E qui già vediamo alla prova una delle considerazioni che il Prof. Revedin ha fatto circa la definizione di destra e sinistra. Dobbiamo cominciare col constatare che l'irredentismo nasce a sinistra come molte idee che hanno dato origine alla destra italiana o ad una determinata destra italiana. Nasce dalle idee del Risorgimento, e di queste idee dalle più radicali: il mazzinianesimo ed il cattolicesimo liberale, assai più che non dal liberalismo dei moderati. Per i quali la questione della frontiera orientale era sempre un problema scomodo e fastidioso perché, naturalmente, era quello impegnava maggiormente le ambizioni nazionali ed essendo quindi il più difficile e il più scabroso, il loro realismo li consigliava di del lasciarlo perdere. Chi invece partiva da posizioni ideali, cioè da un imperativo morale, la affrontava come la affrontarono, sia pure con approcci diversi Mazzini e Tommaseo. Quest'ultimo del resto, essendo dalmata, neppure poteva ignorarla. Ma in genere il problema si pose ai cattolici liberali in quanto, laddove si parlava di una comunità nazionale con una unità di destini, con una identità. come societas naturale, non si poteva trascurare una parte di questa comunità solo perché il parlarne diventava scomodo e complicava i rapporti internazionali. Tutta la storia del primo irredentismo, delle sue organizzazioni in Istria e in Dalmazia, ha il suo legame soprattutto con i repubblicani e poi anche con i socialisti o con quella parte del socialismo che era più vicino alle aspirazioni degli irredenti e che poi diventò il socialismo interventista.

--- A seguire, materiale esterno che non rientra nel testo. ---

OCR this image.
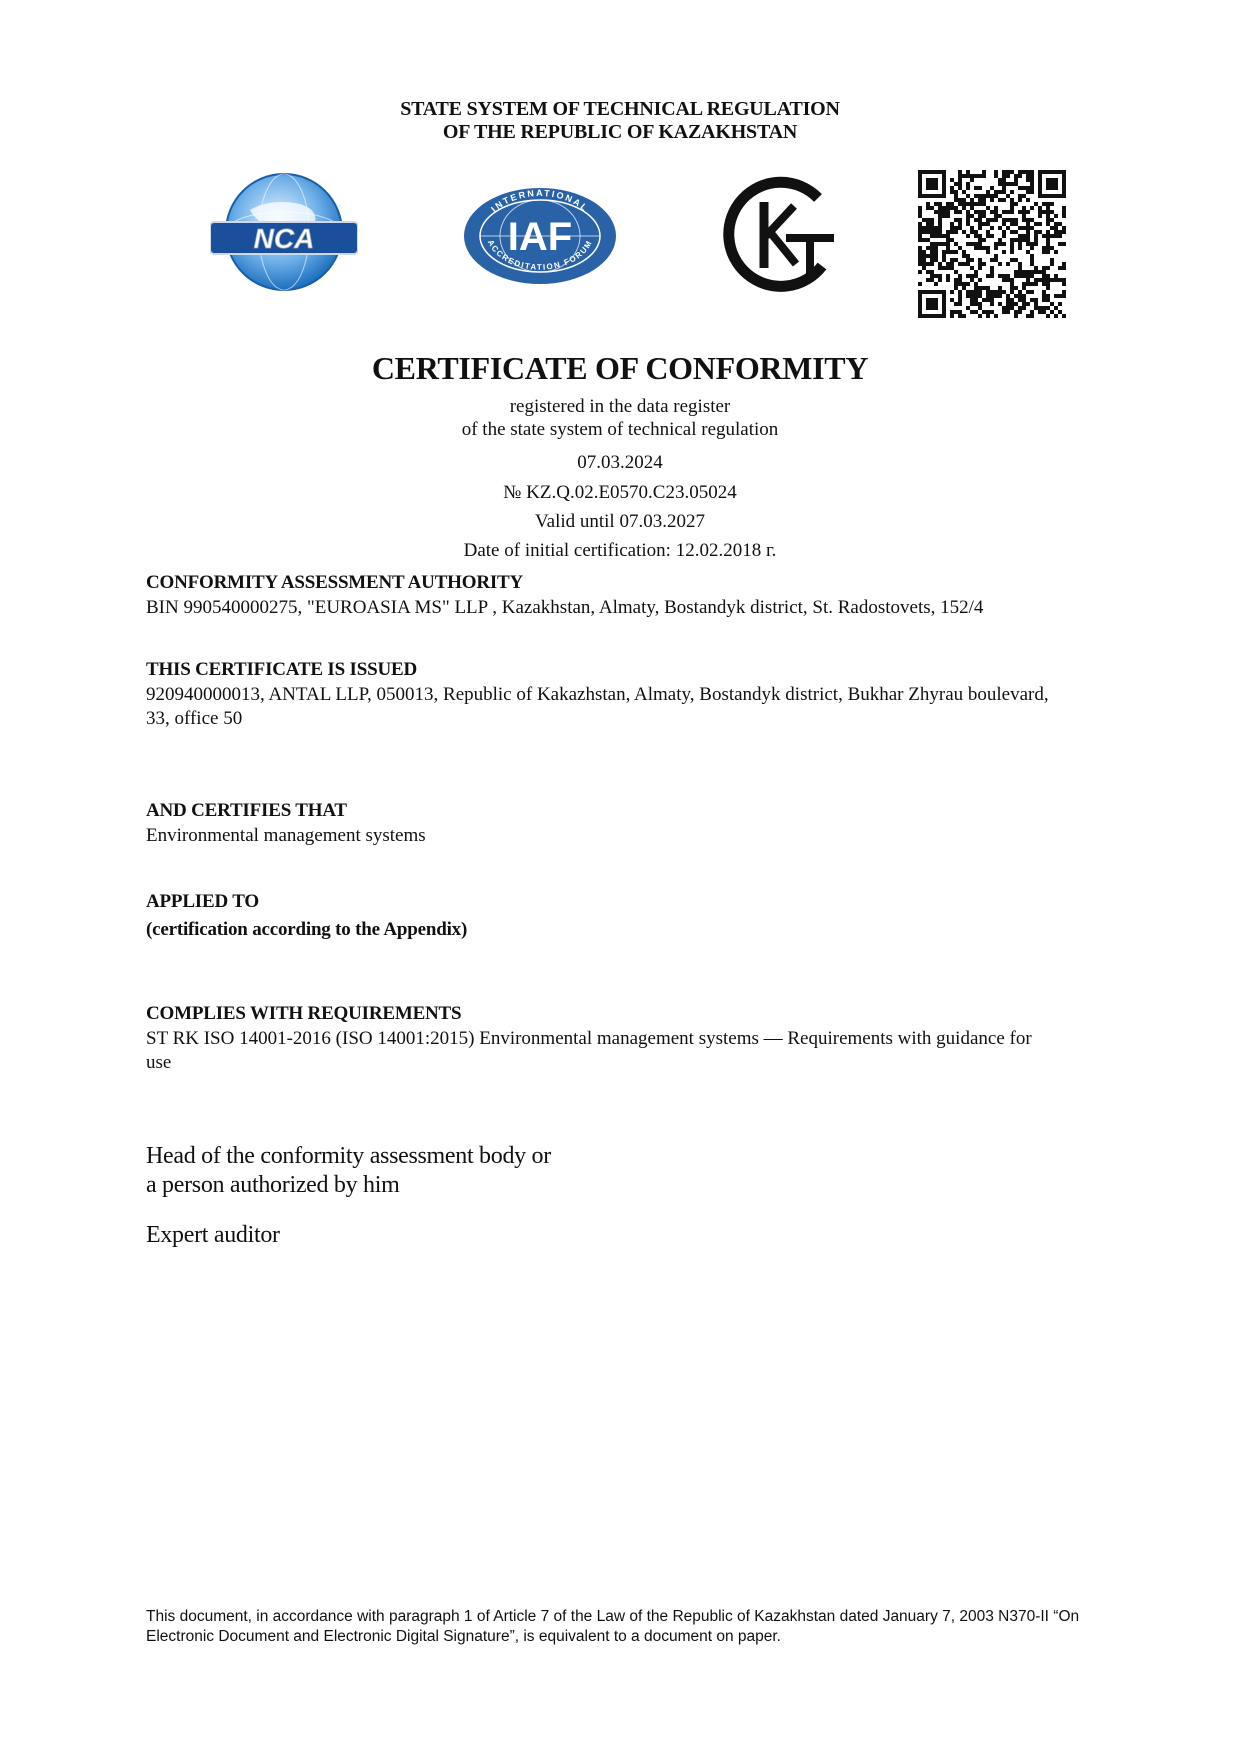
STATE SYSTEM OF TECHNICAL REGULATION
OF THE REPUBLIC OF KAZAKHSTAN
NCA
INTERNATIONAL
ACCREDITATION FORUM
IAF
CERTIFICATE OF CONFORMITY
registered in the data register
of the state system of technical regulation
07.03.2024
№ KZ.Q.02.E0570.C23.05024
Valid until 07.03.2027
Date of initial certification: 12.02.2018 г.
CONFORMITY ASSESSMENT AUTHORITY
BIN 990540000275, "EUROASIA MS" LLP , Kazakhstan, Almaty, Bostandyk district, St. Radostovets, 152/4
THIS CERTIFICATE IS ISSUED
920940000013, ANTAL LLP, 050013, Republic of Kakazhstan, Almaty, Bostandyk district, Bukhar Zhyrau boulevard,
33, office 50
AND CERTIFIES THAT
Environmental management systems
APPLIED TO
(certification according to the Appendix)
COMPLIES WITH REQUIREMENTS
ST RK ISO 14001-2016 (ISO 14001:2015) Environmental management systems — Requirements with guidance for
use
Head of the conformity assessment body or
a person authorized by him
Expert auditor
This document, in accordance with paragraph 1 of Article 7 of the Law of the Republic of Kazakhstan dated January 7, 2003 N370-II “On
Electronic Document and Electronic Digital Signature”, is equivalent to a document on paper.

L'altro giorno mi è capitata in mano una pagina del Popolo d'Italia del 15 aprile 1915 che parla di un accordo italo-slavo sul futuro dei territori meridionali della monarchia austroungarica e sulla possibilità per l'Italia di trovare un accordo con la Serbia e con la Russia su una spartizione della Dalmazia: il Nord all'Italia, da Spalato in giù alla Serbia (quello che poi sarà il Patto di Londra concluso qualche giorno dopo). Bisogna riconoscere che in quel momento i giornalisti del Popolo d'Italia dovevano essere informatissimi perché erano gli stessi giorni in cui la nostra diplomazia stava trattando con le potenze dell'Intesa proprio nei termini indicati dal giornale, con una approssimazione quasi al chilometro. E la cosa più interessante è che la fonte dell'informazione è di provenienza russa (dei socialisti russi?).

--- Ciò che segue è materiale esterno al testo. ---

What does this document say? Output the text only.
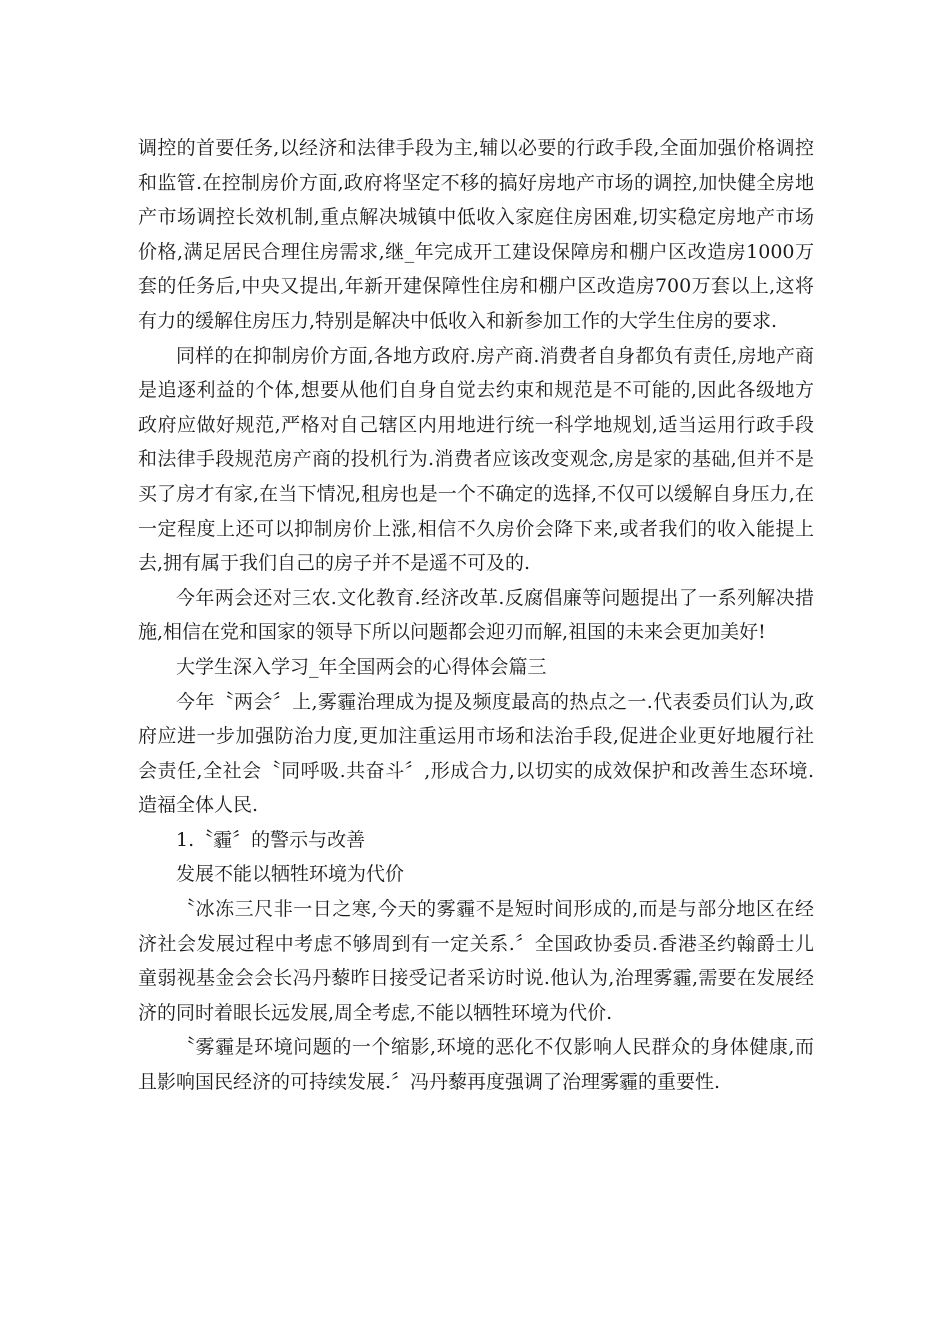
调控的首要任务,以经济和法律手段为主,辅以必要的行政手段,全面加强价格调控和监管.在控制房价方面,政府将坚定不移的搞好房地产市场的调控,加快健全房地产市场调控长效机制,重点解决城镇中低收入家庭住房困难,切实稳定房地产市场价格,满足居民合理住房需求,继_年完成开工建设保障房和棚户区改造房1000万套的任务后,中央又提出,年新开建保障性住房和棚户区改造房700万套以上,这将有力的缓解住房压力,特别是解决中低收入和新参加工作的大学生住房的要求.

同样的在抑制房价方面,各地方政府.房产商.消费者自身都负有责任,房地产商是追逐利益的个体,想要从他们自身自觉去约束和规范是不可能的,因此各级地方政府应做好规范,严格对自己辖区内用地进行统一科学地规划,适当运用行政手段和法律手段规范房产商的投机行为.消费者应该改变观念,房是家的基础,但并不是买了房才有家,在当下情况,租房也是一个不确定的选择,不仅可以缓解自身压力,在一定程度上还可以抑制房价上涨,相信不久房价会降下来,或者我们的收入能提上去,拥有属于我们自己的房子并不是遥不可及的.

今年两会还对三农.文化教育.经济改革.反腐倡廉等问题提出了一系列解决措施,相信在党和国家的领导下所以问题都会迎刃而解,祖国的未来会更加美好!

大学生深入学习_年全国两会的心得体会篇三

今年〝两会〞上,雾霾治理成为提及频度最高的热点之一.代表委员们认为,政府应进一步加强防治力度,更加注重运用市场和法治手段,促进企业更好地履行社会责任,全社会〝同呼吸.共奋斗〞,形成合力,以切实的成效保护和改善生态环境.造福全体人民.

1.〝霾〞的警示与改善

发展不能以牺牲环境为代价

〝冰冻三尺非一日之寒,今天的雾霾不是短时间形成的,而是与部分地区在经济社会发展过程中考虑不够周到有一定关系.〞全国政协委员.香港圣约翰爵士儿童弱视基金会会长冯丹藜昨日接受记者采访时说.他认为,治理雾霾,需要在发展经济的同时着眼长远发展,周全考虑,不能以牺牲环境为代价.

〝雾霾是环境问题的一个缩影,环境的恶化不仅影响人民群众的身体健康,而且影响国民经济的可持续发展.〞冯丹藜再度强调了治理雾霾的重要性.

Se nel pensiero di Mazzini, come in quello del Tommaseo, l'idea dell'irredentismo è presente come aspirazione alla libertà e come compimento dell'unità nazionale - nel senso di riunificare (sia pure con un vincolo federale) le regioni che la storia considerava allora di lingua o di cultura italiana (di qui l'aspra polemica di entrambi per la rinuncia al Nizzardo e i progetti militari di Garibaldi verso il Trentino e la Dalmazia) - fortissima era anche nel loro pensiero l'idea dell'europeismo. Il loro nazionalismo infatti non è mai chiuso, ma si apre a valori universali e guarda all'unità dell'Europa passando per l'instaurazione dello stato nazionale. Quindi nelle idee di libertà del secolo scorso c'è un collegamento diretto fra l'irredentismo, come completamento dell'unità nazionale, e l'appartenenza della nazione italiana ad un'Europa, in qualche modo da affratellare in nome di valori comuni e in antitesi alla tirannide dei grandi imperi dinastici.

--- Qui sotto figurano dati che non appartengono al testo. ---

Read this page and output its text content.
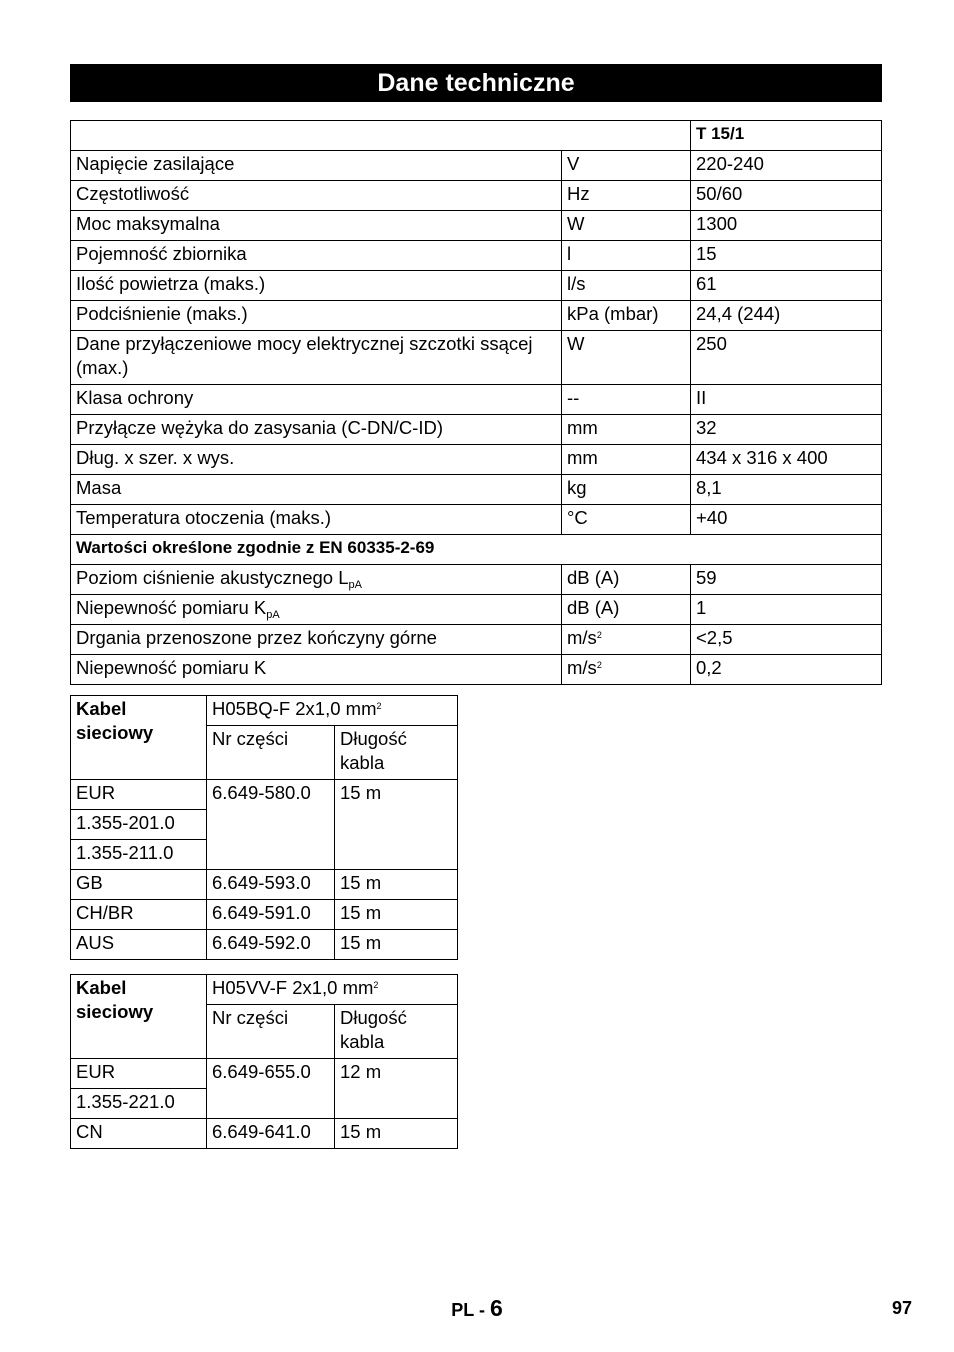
Dane techniczne
		T 15/1
Napięcie zasilające	V	220-240
Częstotliwość	Hz	50/60
Moc maksymalna	W	1300
Pojemność zbiornika	l	15
Ilość powietrza (maks.)	l/s	61
Podciśnienie (maks.)	kPa (mbar)	24,4 (244)
Dane przyłączeniowe mocy elektrycznej szczotki ssącej (max.)	W	250
Klasa ochrony	--	II
Przyłącze wężyka do zasysania (C-DN/C-ID)	mm	32
Dług. x szer. x wys.	mm	434 x 316 x 400
Masa	kg	8,1
Temperatura otoczenia (maks.)	°C	+40
Wartości określone zgodnie z EN 60335-2-69		
Poziom ciśnienie akustycznego $L_{pA}$	dB (A)	59
Niepewność pomiaru $K_{pA}$	dB (A)	1
Drgania przenoszone przez kończyny górne	$m/s^2$	<2,5
Niepewność pomiaru K	$m/s^2$	0,2
Kabel sieciowy	H05BQ-F 2x1,0 $mm^2$
	Nr części	Długość kabla
EUR	6.649-580.0	15 m
1.355-201.0		
1.355-211.0		
GB	6.649-593.0	15 m
CH/BR	6.649-591.0	15 m
AUS	6.649-592.0	15 m
Kabel sieciowy	H05VV-F 2x1,0 $mm^2$
	Nr części	Długość kabla
EUR	6.649-655.0	12 m
1.355-221.0		
CN	6.649-641.0	15 m
PL - 6	97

Certo l'irredentismo di cui ho parlato finora è legato ad una stagione della storia d'Europa irripetibile. Ma si potrebbe parlare oggi di un neo-irredentismo? Qualcuno ne ha parlato , sia pure per evocare fantasmi del passato. Ma esiste? Che cosa è? Un neo-irredentismo non lo si può certo pensare oggi in termini di revanscismo territoriale (i vinti imparano dalla storia più dei vincitori); né di espansione militare, che ai nostri giorni non ha più alcun senso, e neppure di egemonia economica, che sarebbe anch'essa improponibile in una fase di globalizzazione. Ma è proprio dal processo di globalizzazione che può intendersi un neo-irredentismo in senso culturale e geopolitico, come riscoperta cioè degli interessi nazionali nell'area adriatica e balcanica in genere. In questo senso si può anche parlare di neo-irredentismo come presa di coscienza che, con la fine della guerra fredda e della divisione dei blocchi, si stanno stabilendo dei nuovi equilibri nei quali è semplicemente ingenuo pensare che non esistano interessi nazionali. Gli altri li hanno, al di là dei discorsi europeisti ed occidentalisti, e li perseguono. Ad esempio la Francia, la Germania, la Gran Bretagna. Lo si è visto chiaramente con la crisi della ex-Iugoslavia. Diventa obbligato per una nazione capire che le stanno cucendo i vestiti addosso, o addirittura che le stanno bloccando possibilità di espansione per l'avvenire.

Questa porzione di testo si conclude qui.